В пять часов пополудни я, как было условлено, явился к мистеру Руж-э-Нуар, почитателю леди Морган, признанному в предыдущем месяце автором худшего рассказа. Я застал собравшихся уже в столовой и должен признать, что яркий огонь камина, комфортабельная обстановка комнаты и отлично сервированный стол, равно как и достаточная уверенность в своих способностях, настроили меня весьма приятно. Я был встречен с большим радушием и пообедал, крайне довольный вступлением в общество столь знающих людей.
Членами его были большей частью очень примечательные личности.
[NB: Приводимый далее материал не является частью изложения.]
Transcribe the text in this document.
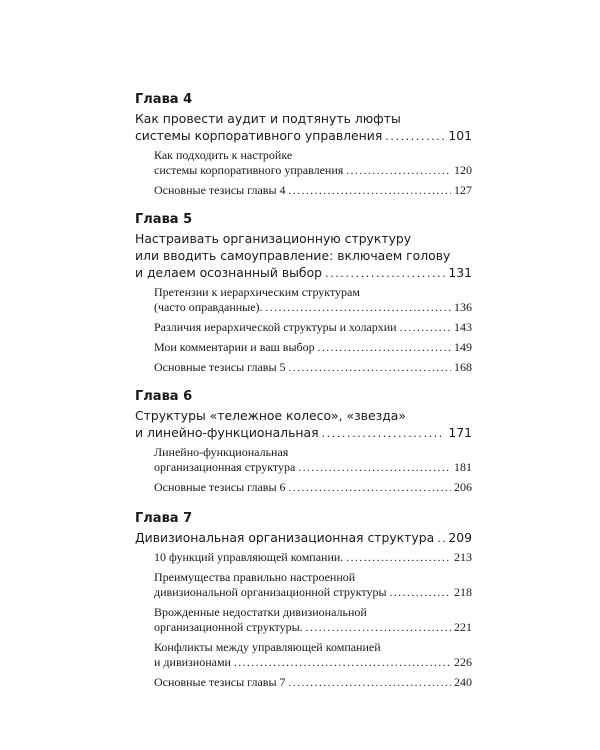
Глава 4
Как провести аудит и подтянуть люфты
системы корпоративного управления .....	101
Как подходить к настройке
системы корпоративного управления .....	120
Основные тезисы главы 4 .....	127
Глава 5
Настраивать организационную структуру
или вводить самоуправление: включаем голову
и делаем осознанный выбор .....	131
Претензии к иерархическим структурам
(часто оправданные). .....	136
Различия иерархической структуры и холархии .....	143
Мои комментарии и ваш выбор .....	149
Основные тезисы главы 5 .....	168
Глава 6
Структуры «тележное колесо», «звезда»
и линейно-функциональная .....	171
Линейно-функциональная
организационная структура .....	181
Основные тезисы главы 6 .....	206
Глава 7
Дивизиональная организационная структура ..... 209
10 функций управляющей компании. .....	213
Преимущества правильно настроенной
дивизиональной организационной структуры .....	218
Врожденные недостатки дивизиональной
организационной структуры. .....	221
Конфликты между управляющей компанией
и дивизионами .....	226
Основные тезисы главы 7 .....	240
Это был прежде всего мистер Щелк, председатель, чрезвычайно худой человек с крючковатым носом, бывший сотрудник «Обозрения для глупцов».
Был там также мистер Конволвулус Гондола, молодой человек, объездивший много стран.
Был Де Рерум Натура, эсквайр, носивший какие-то необыкновенные зеленые очки. Был очень маленький человечек в черном сюртуке, с черными глазами.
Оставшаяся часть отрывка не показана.